A description of the basic API attributes is given in the following table:

API Attributes

Description

fileids()

This results in files of the corpus

fileids([categories])

This results in files of the corpus corresponding to these categories

categories()

This lists categories of the corpus

categories([fileids])

This shows categories of the corpus corresponding to these files

raw()

This shows the raw content of the corpus

raw(fileids=[f1,f2,f3])

This shows the raw content of the specified files

raw(categories=[c1,c2])

This shows the raw content of the specified categories

words()

This shows the words of the whole corpus

words(fileids=[f1,f2,f3])

This shows the words of specified fileids

words(categories=[c1,c2])

This shows the words of the specified categories

sents()

This shows the sentences of the whole corpus

sents(fileids=[f1,f2,f3])

This shows the sentences of specified fileids

sents(categories=[c1,c2])

This shows the sentences of the specified categories

abspath(fileid)

This shows the location of the given file on disk

encoding(fileid)

This shows the encoding of the file (if known)

open(fileid)

This basically opens a stream for reading the given corpus file

root

This shows a path, if it is the path to the root of the locally installed corpus

readme()

This shows the contents of the README file of the corpus

We have seen the code for loading your customized corpus using nltk as well as done the frequency distribution for the available corpus and our custom corpus.

The FreqDist class is used to encode frequency distributions, which count the number of times each word occurs in a corpus.

All nltk corpora are not that noisy.
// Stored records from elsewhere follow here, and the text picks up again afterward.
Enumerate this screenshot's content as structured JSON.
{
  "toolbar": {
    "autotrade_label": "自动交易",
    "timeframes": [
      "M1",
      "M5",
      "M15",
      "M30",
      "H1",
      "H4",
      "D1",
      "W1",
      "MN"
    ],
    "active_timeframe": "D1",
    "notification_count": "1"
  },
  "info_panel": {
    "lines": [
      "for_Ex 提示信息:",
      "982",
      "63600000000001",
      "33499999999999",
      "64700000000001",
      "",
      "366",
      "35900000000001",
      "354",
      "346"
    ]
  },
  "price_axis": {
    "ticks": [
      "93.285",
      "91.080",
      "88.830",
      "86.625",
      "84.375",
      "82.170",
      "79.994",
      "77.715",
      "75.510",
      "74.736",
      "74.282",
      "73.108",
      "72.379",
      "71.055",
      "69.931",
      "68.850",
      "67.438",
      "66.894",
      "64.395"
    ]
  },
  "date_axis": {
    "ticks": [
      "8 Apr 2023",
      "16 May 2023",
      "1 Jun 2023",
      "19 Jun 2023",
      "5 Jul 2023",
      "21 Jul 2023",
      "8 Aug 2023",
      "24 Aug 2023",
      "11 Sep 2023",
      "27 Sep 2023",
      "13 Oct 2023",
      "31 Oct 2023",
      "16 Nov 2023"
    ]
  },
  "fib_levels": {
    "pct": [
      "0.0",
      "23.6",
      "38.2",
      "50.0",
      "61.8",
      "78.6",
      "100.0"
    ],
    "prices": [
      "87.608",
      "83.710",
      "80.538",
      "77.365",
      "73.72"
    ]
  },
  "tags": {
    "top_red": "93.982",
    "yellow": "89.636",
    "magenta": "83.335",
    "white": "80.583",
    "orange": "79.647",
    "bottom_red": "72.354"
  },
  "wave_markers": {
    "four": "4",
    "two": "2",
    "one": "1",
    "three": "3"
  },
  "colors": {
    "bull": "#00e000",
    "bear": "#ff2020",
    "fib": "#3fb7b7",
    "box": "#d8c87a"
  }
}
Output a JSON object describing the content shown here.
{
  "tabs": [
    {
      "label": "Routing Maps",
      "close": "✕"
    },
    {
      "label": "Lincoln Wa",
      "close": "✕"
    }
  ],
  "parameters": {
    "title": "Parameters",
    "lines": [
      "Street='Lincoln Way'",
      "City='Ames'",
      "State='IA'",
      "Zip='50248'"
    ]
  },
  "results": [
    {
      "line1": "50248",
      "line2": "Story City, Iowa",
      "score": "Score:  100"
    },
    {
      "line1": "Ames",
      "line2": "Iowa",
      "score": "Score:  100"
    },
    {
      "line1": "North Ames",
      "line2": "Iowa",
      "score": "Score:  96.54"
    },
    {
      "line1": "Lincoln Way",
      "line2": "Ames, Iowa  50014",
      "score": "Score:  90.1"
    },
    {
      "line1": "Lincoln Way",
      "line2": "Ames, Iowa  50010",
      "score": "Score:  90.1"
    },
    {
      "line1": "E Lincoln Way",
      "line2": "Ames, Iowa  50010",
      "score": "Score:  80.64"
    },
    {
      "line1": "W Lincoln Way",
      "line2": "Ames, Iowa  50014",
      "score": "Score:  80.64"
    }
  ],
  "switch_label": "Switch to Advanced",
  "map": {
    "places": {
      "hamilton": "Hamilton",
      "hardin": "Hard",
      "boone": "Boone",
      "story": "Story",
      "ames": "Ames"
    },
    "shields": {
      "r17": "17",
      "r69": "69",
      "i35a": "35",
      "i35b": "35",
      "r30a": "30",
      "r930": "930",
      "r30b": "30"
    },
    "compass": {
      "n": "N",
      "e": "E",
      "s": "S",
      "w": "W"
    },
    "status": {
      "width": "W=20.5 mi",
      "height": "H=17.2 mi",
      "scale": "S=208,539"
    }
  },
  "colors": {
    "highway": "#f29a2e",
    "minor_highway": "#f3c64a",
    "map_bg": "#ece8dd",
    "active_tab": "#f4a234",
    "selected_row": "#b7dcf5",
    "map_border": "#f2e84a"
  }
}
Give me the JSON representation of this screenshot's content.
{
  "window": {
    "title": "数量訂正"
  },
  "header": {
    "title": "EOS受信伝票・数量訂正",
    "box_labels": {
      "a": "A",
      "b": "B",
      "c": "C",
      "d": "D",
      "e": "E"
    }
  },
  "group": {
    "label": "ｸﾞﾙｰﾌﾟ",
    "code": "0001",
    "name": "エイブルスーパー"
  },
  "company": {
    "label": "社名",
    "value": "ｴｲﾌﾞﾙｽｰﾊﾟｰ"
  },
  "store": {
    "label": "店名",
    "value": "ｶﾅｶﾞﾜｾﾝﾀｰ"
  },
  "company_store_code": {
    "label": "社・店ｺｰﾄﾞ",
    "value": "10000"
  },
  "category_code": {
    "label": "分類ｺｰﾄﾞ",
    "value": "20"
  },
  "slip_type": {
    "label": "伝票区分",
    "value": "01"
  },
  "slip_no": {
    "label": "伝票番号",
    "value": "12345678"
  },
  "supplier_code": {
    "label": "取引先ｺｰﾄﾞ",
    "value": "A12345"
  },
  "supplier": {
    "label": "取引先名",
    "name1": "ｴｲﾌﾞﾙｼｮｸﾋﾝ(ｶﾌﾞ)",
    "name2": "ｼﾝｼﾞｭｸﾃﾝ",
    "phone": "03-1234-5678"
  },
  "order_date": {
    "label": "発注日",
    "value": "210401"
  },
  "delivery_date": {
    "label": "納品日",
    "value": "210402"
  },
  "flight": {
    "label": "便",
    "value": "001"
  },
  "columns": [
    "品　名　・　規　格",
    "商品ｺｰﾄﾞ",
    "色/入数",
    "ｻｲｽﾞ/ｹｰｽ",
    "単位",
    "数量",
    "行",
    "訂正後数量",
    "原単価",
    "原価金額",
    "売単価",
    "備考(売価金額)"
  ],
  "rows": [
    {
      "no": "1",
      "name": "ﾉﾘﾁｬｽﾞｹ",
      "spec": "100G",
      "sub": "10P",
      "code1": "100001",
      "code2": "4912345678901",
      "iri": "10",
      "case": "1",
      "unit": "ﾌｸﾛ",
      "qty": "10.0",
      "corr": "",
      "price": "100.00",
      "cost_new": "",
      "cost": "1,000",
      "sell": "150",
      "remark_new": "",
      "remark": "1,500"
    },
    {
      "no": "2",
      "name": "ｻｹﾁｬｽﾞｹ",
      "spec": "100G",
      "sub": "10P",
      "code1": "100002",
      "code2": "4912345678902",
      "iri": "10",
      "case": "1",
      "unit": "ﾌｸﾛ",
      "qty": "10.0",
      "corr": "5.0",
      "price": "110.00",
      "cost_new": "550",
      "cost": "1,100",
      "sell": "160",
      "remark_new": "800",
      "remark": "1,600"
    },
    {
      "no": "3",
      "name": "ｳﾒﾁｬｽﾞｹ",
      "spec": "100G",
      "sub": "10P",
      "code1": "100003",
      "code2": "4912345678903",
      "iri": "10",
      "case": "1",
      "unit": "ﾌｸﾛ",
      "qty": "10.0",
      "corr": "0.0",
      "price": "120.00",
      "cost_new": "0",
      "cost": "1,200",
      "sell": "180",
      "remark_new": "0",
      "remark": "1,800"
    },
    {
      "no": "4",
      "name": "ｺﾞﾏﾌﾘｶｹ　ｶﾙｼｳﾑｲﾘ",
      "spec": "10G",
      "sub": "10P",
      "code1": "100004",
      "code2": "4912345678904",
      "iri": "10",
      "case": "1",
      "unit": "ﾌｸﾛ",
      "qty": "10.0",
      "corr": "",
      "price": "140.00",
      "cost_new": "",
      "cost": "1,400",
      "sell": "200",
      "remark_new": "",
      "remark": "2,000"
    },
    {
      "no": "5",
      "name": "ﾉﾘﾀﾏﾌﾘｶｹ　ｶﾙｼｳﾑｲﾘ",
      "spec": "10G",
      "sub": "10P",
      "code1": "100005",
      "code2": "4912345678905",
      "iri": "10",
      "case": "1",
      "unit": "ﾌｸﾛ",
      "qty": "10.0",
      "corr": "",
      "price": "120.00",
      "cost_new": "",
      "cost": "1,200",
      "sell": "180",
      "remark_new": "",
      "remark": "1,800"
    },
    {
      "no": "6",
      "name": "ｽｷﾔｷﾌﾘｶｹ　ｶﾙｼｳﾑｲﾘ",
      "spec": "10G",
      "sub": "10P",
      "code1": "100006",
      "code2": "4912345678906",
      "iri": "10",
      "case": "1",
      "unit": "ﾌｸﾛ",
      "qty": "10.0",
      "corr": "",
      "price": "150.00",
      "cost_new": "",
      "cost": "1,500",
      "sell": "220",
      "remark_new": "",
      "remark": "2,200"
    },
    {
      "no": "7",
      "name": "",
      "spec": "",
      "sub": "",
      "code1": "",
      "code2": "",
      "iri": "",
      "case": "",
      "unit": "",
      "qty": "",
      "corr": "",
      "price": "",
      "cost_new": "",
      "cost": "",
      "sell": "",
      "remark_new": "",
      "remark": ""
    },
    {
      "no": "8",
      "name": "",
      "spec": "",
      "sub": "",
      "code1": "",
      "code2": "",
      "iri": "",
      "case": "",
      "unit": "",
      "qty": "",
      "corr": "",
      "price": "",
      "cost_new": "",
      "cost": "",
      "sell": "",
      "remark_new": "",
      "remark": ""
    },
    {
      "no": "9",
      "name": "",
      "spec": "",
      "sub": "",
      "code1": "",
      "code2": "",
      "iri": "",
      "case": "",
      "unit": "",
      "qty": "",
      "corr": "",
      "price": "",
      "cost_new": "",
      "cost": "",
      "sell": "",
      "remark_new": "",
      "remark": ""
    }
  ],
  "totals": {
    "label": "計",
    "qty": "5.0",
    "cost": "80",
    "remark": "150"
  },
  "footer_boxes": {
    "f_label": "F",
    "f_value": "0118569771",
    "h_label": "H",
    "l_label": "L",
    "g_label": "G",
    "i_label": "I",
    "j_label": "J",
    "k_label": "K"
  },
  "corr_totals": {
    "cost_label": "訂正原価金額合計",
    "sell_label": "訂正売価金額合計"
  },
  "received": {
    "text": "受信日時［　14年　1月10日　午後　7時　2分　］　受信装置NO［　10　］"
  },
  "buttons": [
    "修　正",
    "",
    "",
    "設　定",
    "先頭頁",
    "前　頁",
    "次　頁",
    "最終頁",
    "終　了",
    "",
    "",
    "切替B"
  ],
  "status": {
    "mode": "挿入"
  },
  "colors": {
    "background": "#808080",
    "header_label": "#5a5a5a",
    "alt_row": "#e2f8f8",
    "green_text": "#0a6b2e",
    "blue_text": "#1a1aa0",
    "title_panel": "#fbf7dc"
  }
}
A basic kind of preprocessing is required for them to generate features out of them. Using a basic corpus-loading API of nltk helps you identify the extreme level of junk data. Suppose you have a bio-chemistry corpus, then you may have a lot of equations and other complex names of chemicals that cannot be parsed accurately using the existing parsers. You can then, according to your problem statement, make a decision as to whether you should remove them in the preprocessing stage or keep them and do some customization on parsing in the part-of-speech tagging (POS) level.